Con quali risultati?
“In tema di approvvigionamento dei farmaci è stato elaborato un ampio ventaglio di proposte e tanti cambiamenti si sono già realizzati: al livello delle leggi e di prassi come, proprio pochi giorni fa, per facilitare le importazioni di medicamenti dall’estero da parte dei farmacisti. Però bisogna sempre trovare un buon equilibrio fra una moltitudine di aspetti. La Svizzera negli ultimi anni ha perso numerose aziende di produzione e competenze e questo va assolutamente evitato. L’obiettivo è mantenere un numero minimo di aziende produttrici per rimanere autonomi”.
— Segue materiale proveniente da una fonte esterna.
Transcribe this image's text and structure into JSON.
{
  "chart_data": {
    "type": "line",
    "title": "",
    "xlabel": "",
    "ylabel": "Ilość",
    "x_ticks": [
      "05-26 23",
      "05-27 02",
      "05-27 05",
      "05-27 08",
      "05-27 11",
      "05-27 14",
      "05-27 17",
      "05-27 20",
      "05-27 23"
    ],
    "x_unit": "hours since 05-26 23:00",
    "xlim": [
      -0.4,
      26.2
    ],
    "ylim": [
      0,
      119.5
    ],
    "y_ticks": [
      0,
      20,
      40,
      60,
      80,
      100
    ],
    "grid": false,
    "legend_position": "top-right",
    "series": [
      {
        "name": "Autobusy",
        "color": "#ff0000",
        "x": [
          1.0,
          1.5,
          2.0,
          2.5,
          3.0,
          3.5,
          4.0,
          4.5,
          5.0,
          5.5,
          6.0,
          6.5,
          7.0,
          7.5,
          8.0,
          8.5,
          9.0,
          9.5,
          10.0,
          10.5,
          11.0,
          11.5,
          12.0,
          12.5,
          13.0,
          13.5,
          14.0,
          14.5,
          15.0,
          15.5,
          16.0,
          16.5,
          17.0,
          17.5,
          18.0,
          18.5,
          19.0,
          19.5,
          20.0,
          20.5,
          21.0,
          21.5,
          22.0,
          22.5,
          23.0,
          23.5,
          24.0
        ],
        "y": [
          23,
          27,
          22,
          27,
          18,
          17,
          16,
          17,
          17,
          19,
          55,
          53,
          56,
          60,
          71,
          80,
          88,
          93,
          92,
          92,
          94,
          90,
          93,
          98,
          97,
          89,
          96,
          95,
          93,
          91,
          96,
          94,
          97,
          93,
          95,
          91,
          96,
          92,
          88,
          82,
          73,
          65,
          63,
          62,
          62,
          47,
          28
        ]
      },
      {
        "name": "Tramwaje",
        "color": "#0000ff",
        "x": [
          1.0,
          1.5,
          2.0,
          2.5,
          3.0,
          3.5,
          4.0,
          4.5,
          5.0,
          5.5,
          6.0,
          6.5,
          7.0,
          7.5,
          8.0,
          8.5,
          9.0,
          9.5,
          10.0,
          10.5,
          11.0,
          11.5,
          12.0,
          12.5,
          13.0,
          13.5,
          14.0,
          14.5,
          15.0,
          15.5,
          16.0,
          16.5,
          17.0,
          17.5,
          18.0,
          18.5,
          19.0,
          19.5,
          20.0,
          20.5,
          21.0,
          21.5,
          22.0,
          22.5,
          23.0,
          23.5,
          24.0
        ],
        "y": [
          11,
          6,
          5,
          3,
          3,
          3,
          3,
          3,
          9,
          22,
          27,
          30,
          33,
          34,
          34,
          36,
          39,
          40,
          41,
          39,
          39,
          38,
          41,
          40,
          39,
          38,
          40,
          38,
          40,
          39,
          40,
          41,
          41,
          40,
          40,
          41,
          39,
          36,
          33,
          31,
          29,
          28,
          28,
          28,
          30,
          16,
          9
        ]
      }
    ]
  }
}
Veniamo al suo consuntivo, al bilancio della sua carriera. Come sta vivendo queste settimane prima della pensione?
“Con tranquillità. È un momento della vita che deve arrivare. Sono stato fortunato ad avere questo posto di lavoro, che si è rivelato sempre molto interessante, variato, con molti stimoli e molte fasi, non mi sono praticamente mai annoiato. Ho iniziato con l’allora farmacista cantonale, Pierfranco Livio, con il quale ho lavorato per 16 anni. Da studente universitario a Zurigo, dove ho studiato, ho lavorato anche un po’ in farmacia”.
Tutto è insomma iniziato da dietro al bancone?
“Sì, esatto, e poi sono tornato in Ticino. Ho lavorato con a capo diversi direttori del DSS, oggi Raffaele De Rosa, e prima Beltraminelli, Pesenti, Martinelli, Bervini, e sono sempre andato molto d’accordo con tutti e con tutti c’è stata una stima reciproca e per questo ci tengo a ringraziarli”.
E il resto della carriera, così lineare e coerente, è storia nota.